Imerslund-Grasbeck Syndrome (IGS) is a rare inherited disorder characterized by megaloblastic anemia due to a selective Vitamin B12 malabsorption in association with mild proteinuria. This syndrome can be diagnosed and treated easily. Herein, we describe a child with IGS as a rare etiology of growth retardation with diarrhea, vomiting and proteinuria.

Key words

anemia, imerslund-grasbeck syndrome, proteinuria, vitamin B₁₂

Introduction

Familial selective malabsorption of vitamin B12 associated with proteinuria was first described by Imerslund and Grasbeck et al. (Imerslund-Grasbeck syndrome) [1,2]. Inherited as an autosomal recessive trait, Imerslund-Grasbeck syndrome is characterized by the onset of megaloblastic anemia and asymptomatic proteinuria during the first 2 years of life [3]. It is the most common cause of cobalamin deficiency in children, and varying manifestations include an insidious debut with infections and failure to thrive, hematological and neurological symptoms, and slight general malabsorption. Mild proteinuria is frequently, but not always present, and its incidence seems to be diminishing. Genealogical studies show consanguinity and clustering of the origins of grandparents [4]. We aimed to present a case thought to be Imerslund-Grasbeck syndrome because of vitamin B12 deficiency, proteinuria and glossitis

Case report

A 20 month-old female child was admitted with dia­rrhea, vomiting, recurrent apthous-stomatitis and growth retardation.The child was born out of a third degree consanguineous marriage. She was the youngest of three female children, siblings being healthy. On examination had grade 2 PEM as per IAP classification with pallor, cheilitis and glossitis (Figure 2). Multiple ecchymotic patches were present in the knuckles and periumbilical area (Figure 1). Liver was palpable 2.5 cm below the right costal margin, with span of 7 cm. Complete blood count and peripheral blood smear examination revealed a normocytic normochromic to microcytic hypochromic anaemia with mild anisopoikilocytosis. Haemoglobin was 8.8 gm% (low), RBC indices were normal, rdw was elevated to 21.3. There was also leucopoenia with TLC of 4200 cells/cubic mm and thrombocytopenia with platelet count 46,000/cubic mm. Bone marrow aspiration revealed dimorphic anaemia- cellular marrow with myeloid:erythroid of 1:1. Erythropoiesis –increased in number with megaloblastic to normoblastic maturation, macro normoblasts seen. Leukopoiesis – increased in number, with all stages of maturation, dyspoietic forms, giant metamyelocytes and band forms seen. Megakaryocytes increased in number. Serum iron, TIBC and ferritin were normal. No parasites were found on stool examination. USG abdomen and gastrograffin follow through study were found to be normal .Serum vitamin B12 level were 88.96 pg/ml (normal: 191-663) suggestive of deficiency. Folic acid levels were normal. A 24-hr urine collection showed an abnormal excretion of protein at 200 mg/dl and the urinalysis showed 2+ proteins. Parents when evaluated did not show any features of Vitamin B12 deficiency. Child was treated with antibiotics and started on a high daily dose of vitamin B12 of 1000 µg IM and the treatment continued with 100µgr weekly/ IM, following which there was dramatic response.

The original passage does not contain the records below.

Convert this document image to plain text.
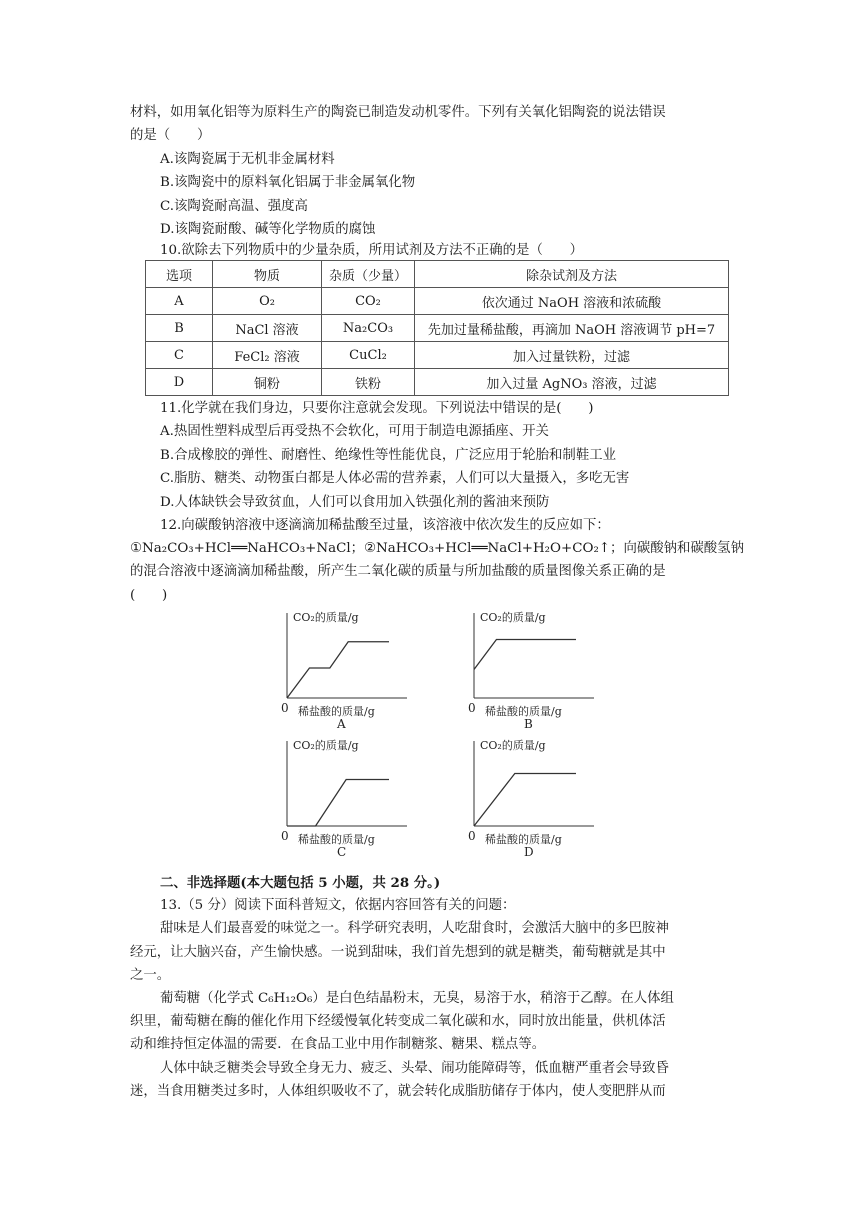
材料，如用氧化铝等为原料生产的陶瓷已制造发动机零件。下列有关氧化铝陶瓷的说法错误
的是（　　）
A.该陶瓷属于无机非金属材料
B.该陶瓷中的原料氧化铝属于非金属氧化物
C.该陶瓷耐高温、强度高
D.该陶瓷耐酸、碱等化学物质的腐蚀
10.欲除去下列物质中的少量杂质，所用试剂及方法不正确的是（　　）
选项	物质	杂质（少量）	除杂试剂及方法
A	O₂	CO₂	依次通过 NaOH 溶液和浓硫酸
B	NaCl 溶液	Na₂CO₃	先加过量稀盐酸，再滴加 NaOH 溶液调节 pH=7
C	FeCl₂ 溶液	CuCl₂	加入过量铁粉，过滤
D	铜粉	铁粉	加入过量 AgNO₃ 溶液，过滤
11.化学就在我们身边，只要你注意就会发现。下列说法中错误的是(　　)
A.热固性塑料成型后再受热不会软化，可用于制造电源插座、开关
B.合成橡胶的弹性、耐磨性、绝缘性等性能优良，广泛应用于轮胎和制鞋工业
C.脂肪、糖类、动物蛋白都是人体必需的营养素，人们可以大量摄入，多吃无害
D.人体缺铁会导致贫血，人们可以食用加入铁强化剂的酱油来预防
12.向碳酸钠溶液中逐滴滴加稀盐酸至过量，该溶液中依次发生的反应如下：
①Na₂CO₃+HCl══NaHCO₃+NaCl；②NaHCO₃+HCl══NaCl+H₂O+CO₂↑；向碳酸钠和碳酸氢钠
的混合溶液中逐滴滴加稀盐酸，所产生二氧化碳的质量与所加盐酸的质量图像关系正确的是
(　　)
二、非选择题(本大题包括 5 小题，共 28 分。)
13.（5 分）阅读下面科普短文，依据内容回答有关的问题：
甜味是人们最喜爱的味觉之一。科学研究表明，人吃甜食时，会激活大脑中的多巴胺神
经元，让大脑兴奋，产生愉快感。一说到甜味，我们首先想到的就是糖类，葡萄糖就是其中
之一。
葡萄糖（化学式 C₆H₁₂O₆）是白色结晶粉末，无臭，易溶于水，稍溶于乙醇。在人体组
织里，葡萄糖在酶的催化作用下经缓慢氧化转变成二氧化碳和水，同时放出能量，供机体活
动和维持恒定体温的需要．在食品工业中用作制糖浆、糖果、糕点等。
人体中缺乏糖类会导致全身无力、疲乏、头晕、闹功能障碍等，低血糖严重者会导致昏
迷，当食用糖类过多时，人体组织吸收不了，就会转化成脂肪储存于体内，使人变肥胖从而
CO₂的质量/g
0 稀盐酸的质量/g
A
CO₂的质量/g
0 稀盐酸的质量/g
B
CO₂的质量/g
0 稀盐酸的质量/g
C
CO₂的质量/g
0 稀盐酸的质量/g
D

Figure 1. Ecchymotic patches in periumbilical area

Figure 2. Angular Chelitis

Discussion

This report presents a rare syndrome named Imerslund-Grasbeck as a cause of growth re­tardation and recurrent infections in an infant and highlights the great importance of early diagnosis and initiation of Vit B₁₂ treatment. This syndrome has been well described in chil­dren originating from Scandinavian countries, Israel and Turkey [5]. Although the studies from Scandinavian countries give an estimated pre­valence of <6:1,000,000 [6], the exact prevalence is not known because of missed diagnosis.

The pathogenesis of vitamin B₁₂ malabsorption in this syndrome remains unknown. In one study, the uptake of IF-B₁₂ complex in vitro by homogenized ileal biopsy specimens from one patient was found to be normal and it was therefore postulated that the defect lay at a later stage after the attachment of the IF-B12 complex to the surface of the ileal cell [7]. In another detailed study of two brothers with the syndrome, IF-B 2% uptake in the ileum in vivo was examined by sub cellular fractionation of ileal biopsy specimens [8]. No uptake of vitamin B12 was detected in the ileal tissue [9]. The presence of megaloblastic anemia in children should be followed by investigation of proteinuria, due to the existence of this rare disorder that has a simple diagnosis and an effective treatment. Anemia and proteinuria were determined in our patient from the clinical findings of pallor, weakness, weight loss, abdominal pain, glossitis and vomiting together with the laboratory results. The applied treatment resulted in the correction of the clinical and laboratory findings.

Vitamin B12 deficiency is a well-known cause of recurrent aphthous stomatitis, although the mechanism by which this deficiency causes the stomatitis is not well understood [10]. Broides et al. [11] demonstrated that serum vitamin B12 deficiency is associated with a neutrophil chemotactic defect and recurrent aphthous stomatitis in Imerslund-Grasbeck patients. They reported 3 infants with vitamin B12 deficiency due to Imerslund-Grasbeck, who presented with borderline or normal hemoglobin concentrations, recurrent aphthous stomatitis, and a neutrophil function defect. Vitamin B12 therapy led to an immediate resolution of aphthous stomatitis and full correction of neutrophil function [10].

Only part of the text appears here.